I totally agree as well , speak to a few peopel on The Real Dyspraxia Facebook page (espiaclly Alex Cumber Gowing ). In some ways you can see the logic of their argument (your fine now what's the problem ) whoever with that logic no one would be treated for any autoimmune diseases or cancer as every process those cell's that a re fine until an issue occurs.

[Millie]

I am exactly the same. The amout of time I spend losing my phone, keys, bus ticket (because I don't drive), is a nightmare. Luckily I usually have these essentials somewhere on me, but I confess I often have to replace things- some of which may or may not be found later!

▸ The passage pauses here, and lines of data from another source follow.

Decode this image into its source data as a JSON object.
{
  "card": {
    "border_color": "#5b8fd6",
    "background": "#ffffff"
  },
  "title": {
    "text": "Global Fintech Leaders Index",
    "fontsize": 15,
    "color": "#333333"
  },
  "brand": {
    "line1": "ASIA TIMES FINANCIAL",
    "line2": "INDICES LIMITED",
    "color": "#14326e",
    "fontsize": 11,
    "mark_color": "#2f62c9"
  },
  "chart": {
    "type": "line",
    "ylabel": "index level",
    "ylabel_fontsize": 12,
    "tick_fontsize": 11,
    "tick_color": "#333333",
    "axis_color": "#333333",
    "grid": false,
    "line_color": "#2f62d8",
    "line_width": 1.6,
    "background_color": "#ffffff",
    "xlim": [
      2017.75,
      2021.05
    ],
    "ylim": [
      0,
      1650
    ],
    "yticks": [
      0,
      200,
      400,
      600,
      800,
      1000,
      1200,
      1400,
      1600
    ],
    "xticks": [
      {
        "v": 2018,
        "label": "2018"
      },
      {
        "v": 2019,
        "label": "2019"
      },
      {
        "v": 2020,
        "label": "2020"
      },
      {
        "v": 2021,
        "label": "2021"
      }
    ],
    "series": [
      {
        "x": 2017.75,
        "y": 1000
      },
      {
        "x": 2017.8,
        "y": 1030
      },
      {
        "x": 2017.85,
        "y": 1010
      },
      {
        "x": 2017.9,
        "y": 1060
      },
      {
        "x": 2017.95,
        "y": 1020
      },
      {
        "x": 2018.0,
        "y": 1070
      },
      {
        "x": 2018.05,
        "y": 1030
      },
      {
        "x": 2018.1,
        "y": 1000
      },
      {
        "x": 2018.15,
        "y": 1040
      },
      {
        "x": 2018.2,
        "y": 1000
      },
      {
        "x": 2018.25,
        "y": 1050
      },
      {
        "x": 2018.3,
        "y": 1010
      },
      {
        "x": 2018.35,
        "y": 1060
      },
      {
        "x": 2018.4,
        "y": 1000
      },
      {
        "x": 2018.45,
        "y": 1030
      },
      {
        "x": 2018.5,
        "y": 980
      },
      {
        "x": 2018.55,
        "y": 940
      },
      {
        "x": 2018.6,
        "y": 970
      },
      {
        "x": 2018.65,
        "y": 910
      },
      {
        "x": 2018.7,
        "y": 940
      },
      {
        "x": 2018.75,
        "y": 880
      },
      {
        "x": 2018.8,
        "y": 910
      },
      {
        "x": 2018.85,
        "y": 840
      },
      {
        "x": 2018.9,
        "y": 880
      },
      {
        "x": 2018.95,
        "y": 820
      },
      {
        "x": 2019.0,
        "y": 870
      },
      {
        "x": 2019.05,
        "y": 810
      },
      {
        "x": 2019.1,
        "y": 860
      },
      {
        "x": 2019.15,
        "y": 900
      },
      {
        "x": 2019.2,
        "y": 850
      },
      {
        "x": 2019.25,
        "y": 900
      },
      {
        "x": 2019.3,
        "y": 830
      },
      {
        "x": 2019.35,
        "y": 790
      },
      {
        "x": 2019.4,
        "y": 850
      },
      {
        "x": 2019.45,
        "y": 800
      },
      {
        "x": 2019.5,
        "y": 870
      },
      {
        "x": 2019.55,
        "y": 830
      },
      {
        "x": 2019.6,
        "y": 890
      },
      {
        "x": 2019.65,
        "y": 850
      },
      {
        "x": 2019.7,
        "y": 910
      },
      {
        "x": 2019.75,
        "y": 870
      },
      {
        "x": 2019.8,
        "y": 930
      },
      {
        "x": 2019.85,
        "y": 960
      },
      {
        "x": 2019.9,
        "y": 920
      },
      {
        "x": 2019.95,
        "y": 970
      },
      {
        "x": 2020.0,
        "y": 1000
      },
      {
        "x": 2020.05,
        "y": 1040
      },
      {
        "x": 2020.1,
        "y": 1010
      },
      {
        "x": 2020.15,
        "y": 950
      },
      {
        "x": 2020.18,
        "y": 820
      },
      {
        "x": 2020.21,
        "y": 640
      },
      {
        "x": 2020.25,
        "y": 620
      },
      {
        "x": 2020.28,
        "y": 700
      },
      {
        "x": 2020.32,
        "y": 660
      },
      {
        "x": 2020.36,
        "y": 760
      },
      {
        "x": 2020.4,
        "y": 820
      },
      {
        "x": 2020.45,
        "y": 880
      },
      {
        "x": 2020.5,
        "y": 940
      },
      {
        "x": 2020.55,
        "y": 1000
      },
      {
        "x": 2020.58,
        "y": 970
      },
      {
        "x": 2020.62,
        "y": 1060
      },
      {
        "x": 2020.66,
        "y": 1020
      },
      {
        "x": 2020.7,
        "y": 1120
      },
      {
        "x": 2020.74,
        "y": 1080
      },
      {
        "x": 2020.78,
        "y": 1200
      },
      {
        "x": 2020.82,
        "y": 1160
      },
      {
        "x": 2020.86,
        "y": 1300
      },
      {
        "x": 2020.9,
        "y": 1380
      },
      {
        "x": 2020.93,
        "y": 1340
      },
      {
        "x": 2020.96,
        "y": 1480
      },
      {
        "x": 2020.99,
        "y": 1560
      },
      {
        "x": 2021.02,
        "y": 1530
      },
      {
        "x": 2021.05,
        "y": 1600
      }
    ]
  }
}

You can cope, you can deal with situations, but it never means it's easy by any stretch of the imagination. Having the relief of a diagnosis I think would put all achievements and efforts into a whole new light. I would not want to label myself, but know I had dyspraxia for my own confidence, and continue to improve skills and KNOW why they were struggles and that it was accounted for.

[Evasura]

ditto

[Euphena]

Eva

I think you should contact Tim Francis and show him your report, he can give you some advice, by email or by telephone, it's free. he's fantastic. He's also an educational psychologist with many years in adult dyspraxia/dyslexia.

[Evasura]

thanx. I'm happy 2 get advise while I don't hv 2 pay anymore.

[agsiul]

Too tired to read all the posts. I'm assuming someone else has said this alread but . I'd keep moving until I got a GP who was sympathic. I went to the same GP that my sister went to. She had to keep moving until she found a guy who would diagnose her for ME. He was very sympathic so she recommended him to me and I've heard very good reports from other people about how he takes care of his patients. I'd move if I were you.